Their pullback is leading to price cuts in several coastal cities and causing new condos to sit empty.
A slowing global economy, a simmering trade dispute with China, President Trump’s anti-immigration rhetoric and a stronger U.S. dollar have made America a less hospitable place for foreigners to invest over the last year, economists and real-estate agents said.

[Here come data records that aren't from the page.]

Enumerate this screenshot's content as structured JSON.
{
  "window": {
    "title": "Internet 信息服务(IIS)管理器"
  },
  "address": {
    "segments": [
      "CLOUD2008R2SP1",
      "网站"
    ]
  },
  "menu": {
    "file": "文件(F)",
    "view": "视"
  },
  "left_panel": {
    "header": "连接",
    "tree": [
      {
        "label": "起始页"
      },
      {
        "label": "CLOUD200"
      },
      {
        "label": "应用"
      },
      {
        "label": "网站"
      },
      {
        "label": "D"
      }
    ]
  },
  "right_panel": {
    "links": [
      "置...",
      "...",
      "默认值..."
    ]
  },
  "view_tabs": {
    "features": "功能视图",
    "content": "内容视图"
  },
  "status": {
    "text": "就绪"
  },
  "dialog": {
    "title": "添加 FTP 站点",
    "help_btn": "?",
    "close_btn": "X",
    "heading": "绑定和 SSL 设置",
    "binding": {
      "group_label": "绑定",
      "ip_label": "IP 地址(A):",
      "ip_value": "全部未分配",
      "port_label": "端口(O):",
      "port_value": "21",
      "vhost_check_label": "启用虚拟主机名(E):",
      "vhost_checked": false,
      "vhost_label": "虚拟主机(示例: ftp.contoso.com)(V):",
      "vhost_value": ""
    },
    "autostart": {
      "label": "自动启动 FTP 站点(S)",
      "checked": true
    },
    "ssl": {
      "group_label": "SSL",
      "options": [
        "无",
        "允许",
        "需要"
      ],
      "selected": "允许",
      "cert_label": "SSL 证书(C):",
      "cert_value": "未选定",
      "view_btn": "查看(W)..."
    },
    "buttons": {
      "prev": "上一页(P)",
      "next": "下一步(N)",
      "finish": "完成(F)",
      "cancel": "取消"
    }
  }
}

Purchases by foreigners are now at the lowest level since 2013, when buyers from China and South America first began entering the U.S. market in large numbers in search of bargains and a safe place to stow their capital.
“It’s quite striking in terms of the magnitude of the decline,” said Lawrence Yun, the Realtors’ chief economist.
Real-estate agents said the pain from the foreign pullback is palpable when they try to sell high-end condos in Miami and New York or mansions in southern California and Seattle.
“Generally speaking, we are in the largest market correction since the Great Recession in New York City,” said Martin Eiden, a real-estate agent at Compass, who has had to cut prices on listings from Midtown Manhattan to Brooklyn in the last year.
“The foreign buyers have pretty much all but disappeared,” he added. “I’m helping a lot of foreign buyers get their money out of this country as fast as possible.”
Mr. Eiden said the impact has been felt most at the top end of the markets at ultraluxury residences like Manhattan’s One 57, a 75-story skyscraper known as “the billionaire building.” But it has rippled to lower-end purchases, such as $800,000 one-bedroom apartments parents were buying for children attending New York University. That has dried up as they now question whether New York is a safe investment given the slowing market.
Both nonresident foreign buyers and immigrants cut back on U.S. home purchases in the year that ended in March. The largest drop was in buyers from China, who purchased just over $13 billion worth of U.S. homes during that time period, a 56% decline from the prior 12 months.
Chinese buyers had been especially active in California. Mr. Yun said the pullback may be beneficial if it helps alleviate a housing shortage. But in places like New York and Miami, where there is a glut of luxury condos, it is less welcome.
“Our foreign buyers have been really driving the luxury market for several decades. Those buyers for various reasons have slowed down their purchasing,” said Ron Shuffield, president of Berkshire Hathaway HomeServices EWM Realty in south Florida. “In many cases, the currency exchange rates are still so unfavorable, they don’t have the buying power they used to have.”
Jason Haber, a broker at Warburg Realty Partnership, said he recently toured 18 prospective buyers from Shanghai, who were looking for condos in the $30 million and up range. It had been so long since he had worked with Chinese buyers that he had to re-familiarize himself with the mobile app, WeChat, which is popular with Asian buyers and has a translation feature.
Even though he showed the would-be buyers through a number of units that have undergone significant price cuts over the last year, many were wary that the market hasn’t yet hit bottom. They plan to wait at least another six months before buying.
“When you see something that’s been on the market for two or three years, you’re not in a rush to buy it,” he said.
—Arian Campo-Flores contributed to this article.